Exit Beatus
1982-1984
La dépression le tient et ne le lâche plus. Alertée par un ami de Béat qui l’a rencontré par hasard et l’a trouvé dans un état vraiment lamentable, Colette se décide à appeler la famille de Suisse, en l’occurrence son frère Heinz. Au cours de la conversation, la solution la plus évidente fait consensus : il faut que Beat revienne au pays. Là-bas, il pourra facilement trouver un atelier, retrouver ses repères, se remettre à travailler ; Heinz promet de veiller sur son frère et le secourir en cas de besoin. Beat accepte sans difficulté cette solution, et se retrouve un beau matin Gare de Lyon avec un modeste paquetage, composé en majeure partie de disques.
Dans un premier temps c’est Meret qui l’héberge dans une maison de famille à Bumplitz, dans la banlieue de Berne. Puis Beat trouve enfin un atelier à quelques kilomètres de là, à Pery, juste au-dessus de Bienne/Biel, frontière entre la Suisse française et alémanique. Dans ce petit bourg placé sur les premières marches du Jura, à quelques minutes de Berne en train, Beat a trouvé une épicerie désaffectée conforme à ses besoins, un vaste espace au confort rudimentaire, où l’on peut faire du feu. C’est Heinz qui se charge du déménagement des toiles depuis Paris, et aussi des menus frais de l’installation. Hans Jürg, le neveu de Beat, se charge de fournir les couleurs.
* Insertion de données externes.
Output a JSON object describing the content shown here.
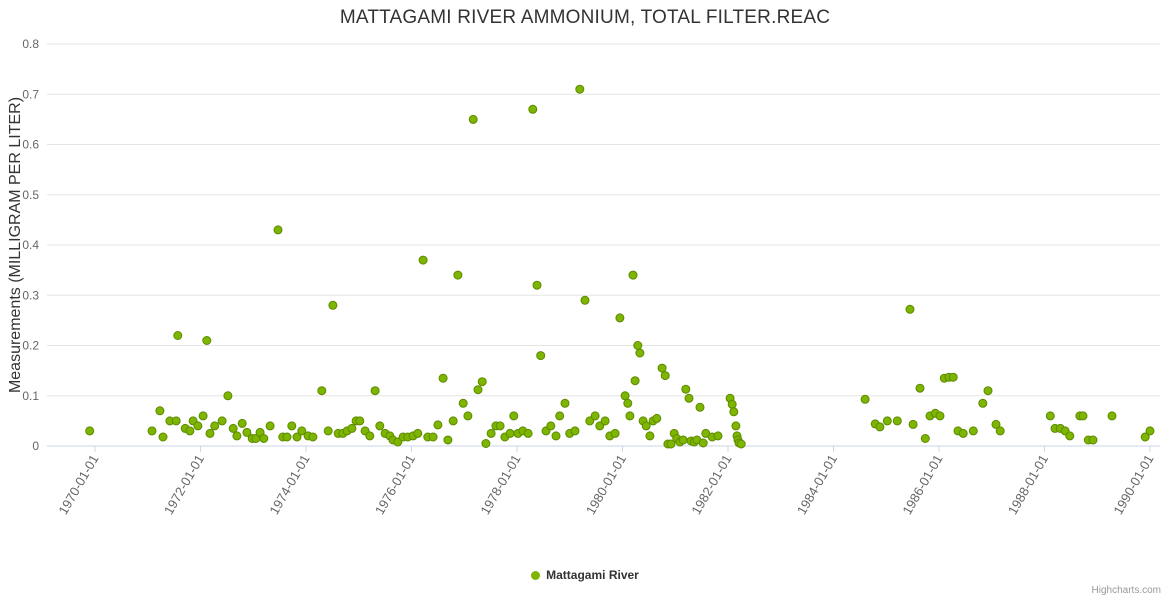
{
  "credits": {
    "label": "Highcharts.com"
  },
  "chart_data": {
    "type": "scatter",
    "title": "MATTAGAMI RIVER AMMONIUM, TOTAL FILTER.REAC",
    "xlabel": "",
    "ylabel": "Measurements (MILLIGRAM PER LITER)",
    "xlim": [
      1969.09,
      1990.19
    ],
    "ylim": [
      0,
      0.8
    ],
    "grid": "horizontal",
    "legend_position": "bottom-center",
    "marker_radius": 4,
    "colors": {
      "series": "#7db500",
      "series_stroke": "#5c8a00",
      "grid": "#e6e6e6",
      "axis_line": "#ccd6eb",
      "tick_text": "#666666",
      "title_text": "#333333",
      "credits_text": "#999999"
    },
    "yticks": [
      {
        "value": 0,
        "label": "0"
      },
      {
        "value": 0.1,
        "label": "0.1"
      },
      {
        "value": 0.2,
        "label": "0.2"
      },
      {
        "value": 0.3,
        "label": "0.3"
      },
      {
        "value": 0.4,
        "label": "0.4"
      },
      {
        "value": 0.5,
        "label": "0.5"
      },
      {
        "value": 0.6,
        "label": "0.6"
      },
      {
        "value": 0.7,
        "label": "0.7"
      },
      {
        "value": 0.8,
        "label": "0.8"
      }
    ],
    "xticks": [
      {
        "value": 1970,
        "label": "1970-01-01"
      },
      {
        "value": 1972,
        "label": "1972-01-01"
      },
      {
        "value": 1974,
        "label": "1974-01-01"
      },
      {
        "value": 1976,
        "label": "1976-01-01"
      },
      {
        "value": 1978,
        "label": "1978-01-01"
      },
      {
        "value": 1980,
        "label": "1980-01-01"
      },
      {
        "value": 1982,
        "label": "1982-01-01"
      },
      {
        "value": 1984,
        "label": "1984-01-01"
      },
      {
        "value": 1986,
        "label": "1986-01-01"
      },
      {
        "value": 1988,
        "label": "1988-01-01"
      },
      {
        "value": 1990,
        "label": "1990-01-01"
      }
    ],
    "series": [
      {
        "name": "Mattagami River",
        "points": [
          [
            1969.9,
            0.03
          ],
          [
            1971.08,
            0.03
          ],
          [
            1971.23,
            0.07
          ],
          [
            1971.29,
            0.018
          ],
          [
            1971.42,
            0.05
          ],
          [
            1971.54,
            0.05
          ],
          [
            1971.57,
            0.22
          ],
          [
            1971.71,
            0.035
          ],
          [
            1971.8,
            0.03
          ],
          [
            1971.86,
            0.05
          ],
          [
            1971.95,
            0.04
          ],
          [
            1972.05,
            0.06
          ],
          [
            1972.12,
            0.21
          ],
          [
            1972.18,
            0.025
          ],
          [
            1972.27,
            0.04
          ],
          [
            1972.41,
            0.05
          ],
          [
            1972.52,
            0.1
          ],
          [
            1972.62,
            0.035
          ],
          [
            1972.69,
            0.02
          ],
          [
            1972.79,
            0.045
          ],
          [
            1972.88,
            0.027
          ],
          [
            1972.98,
            0.015
          ],
          [
            1973.05,
            0.015
          ],
          [
            1973.13,
            0.027
          ],
          [
            1973.2,
            0.015
          ],
          [
            1973.32,
            0.04
          ],
          [
            1973.47,
            0.43
          ],
          [
            1973.56,
            0.018
          ],
          [
            1973.64,
            0.018
          ],
          [
            1973.73,
            0.04
          ],
          [
            1973.83,
            0.018
          ],
          [
            1973.92,
            0.03
          ],
          [
            1974.04,
            0.02
          ],
          [
            1974.13,
            0.018
          ],
          [
            1974.3,
            0.11
          ],
          [
            1974.42,
            0.03
          ],
          [
            1974.51,
            0.28
          ],
          [
            1974.61,
            0.025
          ],
          [
            1974.7,
            0.025
          ],
          [
            1974.78,
            0.03
          ],
          [
            1974.87,
            0.035
          ],
          [
            1974.95,
            0.05
          ],
          [
            1975.02,
            0.05
          ],
          [
            1975.12,
            0.03
          ],
          [
            1975.21,
            0.02
          ],
          [
            1975.31,
            0.11
          ],
          [
            1975.4,
            0.04
          ],
          [
            1975.5,
            0.025
          ],
          [
            1975.59,
            0.02
          ],
          [
            1975.65,
            0.012
          ],
          [
            1975.74,
            0.008
          ],
          [
            1975.84,
            0.018
          ],
          [
            1975.93,
            0.018
          ],
          [
            1976.03,
            0.02
          ],
          [
            1976.12,
            0.025
          ],
          [
            1976.22,
            0.37
          ],
          [
            1976.31,
            0.018
          ],
          [
            1976.41,
            0.018
          ],
          [
            1976.5,
            0.042
          ],
          [
            1976.6,
            0.135
          ],
          [
            1976.69,
            0.012
          ],
          [
            1976.79,
            0.05
          ],
          [
            1976.88,
            0.34
          ],
          [
            1976.98,
            0.085
          ],
          [
            1977.07,
            0.06
          ],
          [
            1977.17,
            0.65
          ],
          [
            1977.26,
            0.112
          ],
          [
            1977.34,
            0.128
          ],
          [
            1977.41,
            0.005
          ],
          [
            1977.51,
            0.025
          ],
          [
            1977.6,
            0.04
          ],
          [
            1977.68,
            0.04
          ],
          [
            1977.77,
            0.018
          ],
          [
            1977.87,
            0.025
          ],
          [
            1977.94,
            0.06
          ],
          [
            1978.02,
            0.025
          ],
          [
            1978.11,
            0.03
          ],
          [
            1978.21,
            0.025
          ],
          [
            1978.3,
            0.67
          ],
          [
            1978.38,
            0.32
          ],
          [
            1978.45,
            0.18
          ],
          [
            1978.55,
            0.03
          ],
          [
            1978.64,
            0.04
          ],
          [
            1978.74,
            0.02
          ],
          [
            1978.81,
            0.06
          ],
          [
            1978.91,
            0.085
          ],
          [
            1979.0,
            0.025
          ],
          [
            1979.1,
            0.03
          ],
          [
            1979.19,
            0.71
          ],
          [
            1979.29,
            0.29
          ],
          [
            1979.38,
            0.05
          ],
          [
            1979.48,
            0.06
          ],
          [
            1979.57,
            0.04
          ],
          [
            1979.67,
            0.05
          ],
          [
            1979.76,
            0.02
          ],
          [
            1979.86,
            0.025
          ],
          [
            1979.95,
            0.255
          ],
          [
            1980.05,
            0.1
          ],
          [
            1980.1,
            0.085
          ],
          [
            1980.14,
            0.06
          ],
          [
            1980.2,
            0.34
          ],
          [
            1980.24,
            0.13
          ],
          [
            1980.29,
            0.2
          ],
          [
            1980.33,
            0.185
          ],
          [
            1980.39,
            0.05
          ],
          [
            1980.45,
            0.04
          ],
          [
            1980.52,
            0.02
          ],
          [
            1980.58,
            0.05
          ],
          [
            1980.65,
            0.055
          ],
          [
            1980.75,
            0.155
          ],
          [
            1980.81,
            0.14
          ],
          [
            1980.86,
            0.004
          ],
          [
            1980.92,
            0.004
          ],
          [
            1980.98,
            0.025
          ],
          [
            1981.03,
            0.015
          ],
          [
            1981.09,
            0.008
          ],
          [
            1981.15,
            0.012
          ],
          [
            1981.2,
            0.113
          ],
          [
            1981.26,
            0.095
          ],
          [
            1981.3,
            0.01
          ],
          [
            1981.36,
            0.008
          ],
          [
            1981.41,
            0.012
          ],
          [
            1981.47,
            0.077
          ],
          [
            1981.53,
            0.006
          ],
          [
            1981.58,
            0.025
          ],
          [
            1981.7,
            0.018
          ],
          [
            1981.81,
            0.02
          ],
          [
            1982.04,
            0.095
          ],
          [
            1982.08,
            0.083
          ],
          [
            1982.11,
            0.068
          ],
          [
            1982.15,
            0.04
          ],
          [
            1982.17,
            0.02
          ],
          [
            1982.19,
            0.012
          ],
          [
            1982.21,
            0.006
          ],
          [
            1982.25,
            0.004
          ],
          [
            1984.6,
            0.093
          ],
          [
            1984.79,
            0.044
          ],
          [
            1984.88,
            0.038
          ],
          [
            1985.02,
            0.05
          ],
          [
            1985.21,
            0.05
          ],
          [
            1985.45,
            0.272
          ],
          [
            1985.51,
            0.043
          ],
          [
            1985.64,
            0.115
          ],
          [
            1985.74,
            0.015
          ],
          [
            1985.83,
            0.06
          ],
          [
            1985.93,
            0.065
          ],
          [
            1986.02,
            0.06
          ],
          [
            1986.1,
            0.135
          ],
          [
            1986.19,
            0.137
          ],
          [
            1986.27,
            0.137
          ],
          [
            1986.36,
            0.03
          ],
          [
            1986.46,
            0.025
          ],
          [
            1986.65,
            0.03
          ],
          [
            1986.83,
            0.085
          ],
          [
            1986.93,
            0.11
          ],
          [
            1987.08,
            0.043
          ],
          [
            1987.16,
            0.03
          ],
          [
            1988.11,
            0.06
          ],
          [
            1988.2,
            0.035
          ],
          [
            1988.3,
            0.035
          ],
          [
            1988.39,
            0.03
          ],
          [
            1988.48,
            0.02
          ],
          [
            1988.67,
            0.06
          ],
          [
            1988.73,
            0.06
          ],
          [
            1988.83,
            0.012
          ],
          [
            1988.92,
            0.012
          ],
          [
            1989.28,
            0.06
          ],
          [
            1989.91,
            0.018
          ],
          [
            1990.0,
            0.03
          ]
        ]
      }
    ]
  }
}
Par la suite, régulièrement, Heinz vient visiter son frère pour prendre de ses nouvelles et lui donner un peu d’argent. Pour survivre, Beat fait la tournée de ses connaissances et leur vend des gravures, pour 500 FS pièce. En revanche il ne trouve guère de clientèle pour ses huiles, et le secours de sa famille est indispensable à sa survie.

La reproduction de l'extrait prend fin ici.